GenAI QA Budget Planner

Size the QA budget for shipping generative AI features. Combine the number of evaluation prompts, average token usage, model pricing, human review rates, rerun coverage, and monitoring platform fees to project per-release and monthly spend.

Count of scripted prompts evaluated before a launch.
Include both prompt and completion tokens.
List price for the evaluation model tier.
Optional. Default 1 release monthly.
Optional. Default 20% prompts rerun after fixes.
Optional. Default $0.60 per human evaluation.
Optional. Default $200.00 for tooling and storage.

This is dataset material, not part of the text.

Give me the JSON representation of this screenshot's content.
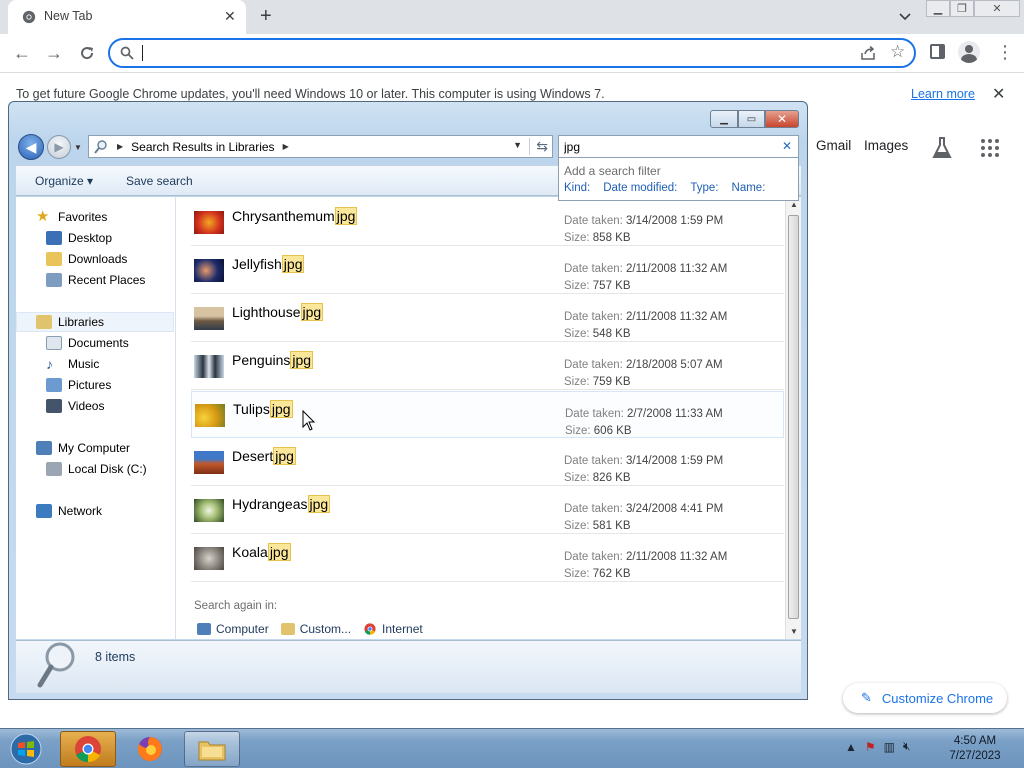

Budget outputs exclude infrastructure amortisation and do not cover retraining costs. Adjust for security reviews or compliance audits separately.

Examples

  • 1,200 prompts, 450 tokens each, $0.012/1K tokens, 2 releases/month, 25% reruns, $0.80 human review, $450 monitoring ⇒ 1,500.00 evaluations per release, 675,000.00 tokens, model $8.10, human $1,200.00, release $1,208.10, monthly $2,866.20, $0.81 per prompt.
  • 800 prompts, 300 tokens, $0.006/1K tokens, 1 release/month, defaults for reruns (20%), human $0.60, monitoring $200 ⇒ 960.00 evaluations, 288,000.00 tokens, model $1.73, human $576.00, release $577.73, monthly $777.73, $0.60 per prompt.

FAQ

How do I include red teaming engagements?

Add the projected red team invoice to the monitoring field or distribute it across releases as an additional per-release cost before computing the monthly total.

Can I model caching savings?

Yes. Reduce the average tokens per prompt or rerun percentage to reflect cache hit rates; the planner recalculates model spend instantly.

What if human review is internal payroll?

Estimate hourly wages plus overhead for analysts and divide by their throughput (prompts per hour) to obtain a per-prompt cost for the human review field.

Additional Information

  • Token spend scales linearly with both prompt count and rerun coverage; trim reruns once issues stabilise.
  • Human review cost reflects expert raters validating safety, hallucinations, or policy adherence.
  • Monitoring spend bundles log storage, evaluation pipelines, and anomaly alerting for the production stack.
  • If you batch multiple launches together, adjust the releases-per-month field to average out staggered deployments.